Hawaii is blessed with a vast array of flowers, and we use them in the landscape for many reasons.Colorful flowering plants add visual beauty. They are useful for leis and flower arrangements, but an added advantage is that many are fragrant. Moist humid tropical climates have the potential for rot and decay. This means bad smells, so by adding colorful and fragrant plants to the landscape, we can actually help to mask unwanted odors. Gingers are among the easiest of plants to grow for this purpose.
The ginger family is noted for its many colorful and fragrant species. Gingers are related to the banana, palm and bamboo families, in that they are monocots. This year many of the common gingers are blooming late due to dry weather. In Mauka West Hawaii, for example kahili, white, yellow and guava jelly gingers usually start blooming as early as May. This year they started in July and are still blooming.
There are 40 genera and over 400 species in the family, the majority of which are native to tropical regions of the Southeast Asia. Most genera are well adapted to Hawaii’s varied climate. Many grow in the tropical zone, but some will thrive at 5,000 or more feet in elevation.
Gingers are rhizomatous perennials, generally with simple unbranched stems. Flowers vary considerably, from small to very showy, and are usually borne in heads. Many of the ginger flowers are very fragrant, so fragrant in some cases that they are over-powering in a small room. Flowers and foliage of many species are excellent for use in floral arrangements. Gingers are relatively easy to cultivate, and once established require little care. They grow well on a wide range of soil types, as long as the soil is moist at all times. River banks and land adjacent to ponds or boggy spots are choice locations, and will support the best growth. If gingers are planted on high dry soils, frequent applications of water are necessary.
Handle gingers the same as bananas. They do best in moist soil high in organic matter. An application of fertilizer in early spring when growth begins, and two more applications at the same rate during the growing season will be sufficient. The fertilizer applications should be spaced eight weeks apart. Also, compost and well rotted manures applied every three months will help the soil keep sufficiently rich. Planting or transplanting can be done at any season of the year. The parent clump may be divided like any rhizomatous herb, such as gloriosa lily. The fleshy underground rhizomes can be severed at any point, as long as each piece has at least one good eye to produce a new plant.
Here are some gingers to consider for your garden.

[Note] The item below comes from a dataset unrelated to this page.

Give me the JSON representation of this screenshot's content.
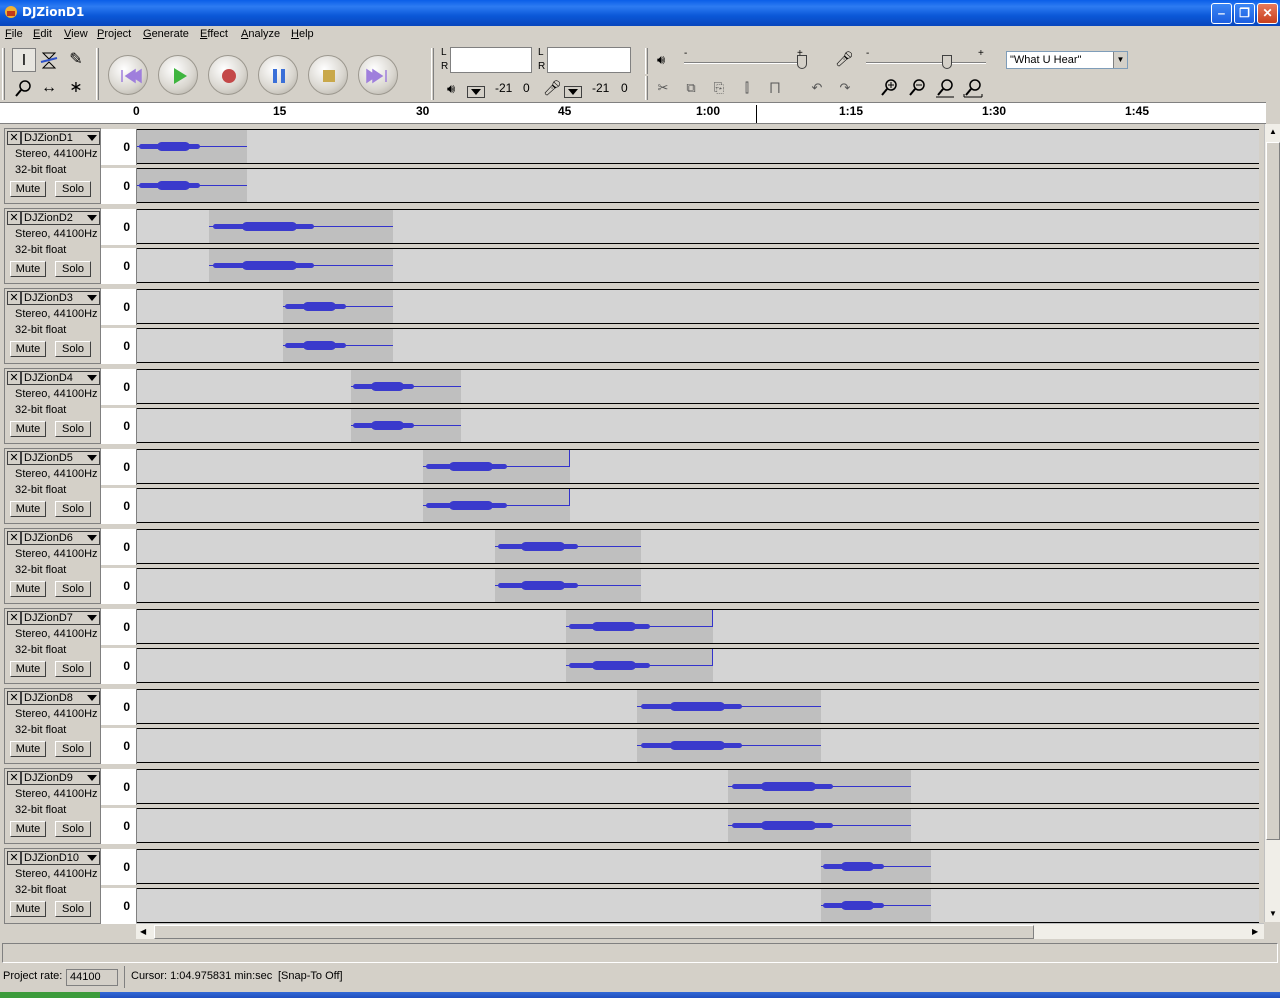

The butterfly-lily, or white ginger, with its heads of white butterfly-like flowers is commonly found. Its extremely fragrant flowers last but a day and are constantly being replenished by a new supply. The flowering period will last for several months. Although common in the wilds, this is still one of the best for garden fragrance and lei flowers.
The red ginger, Alpinia purpurata, is also common but very effective in the garden. It has a close relative, the Tahitian red ginger, which is rare but can be found in some local nurseries. Another relative is a pink form of red ginger called “Jungle Queen.”
Other gingers to watch for at our local nurseries and garden shops are several forms of torch ginger, still known incorrectly as Phaeomeria magnifica in the trade. Also watch for cardamom ginger, Costus gingers, Curcuma gingers, and the orange flowered Himalayan ginger, Hedychium greenei. On the Hilo side, you will also see fields of edible ginger. The yellow ginger is common, but if you watch carefully, you will find many variations of this one.
We tend to take gingers for granted in Hawaii, where they grow so easily, but few plant materials give so much for so little work. Try several types if you have the room in your garden.
One caution to note. The kahili ginger is one that seeds and spreads in the wet, higher elevations. Since the National Park Service folks are trying to keep non-native plants out of the park, it would be helpful if the spent flower heads were removed from your garden kahili ginger plants before they set seed. Of course, park officials would probably prefer it if gardeners adjacent to the Hawaii Volcanoes National Park avoided planting kahili ginger altogether.
This information is supplied by the UH College of Tropical Agriculture and Human Resources.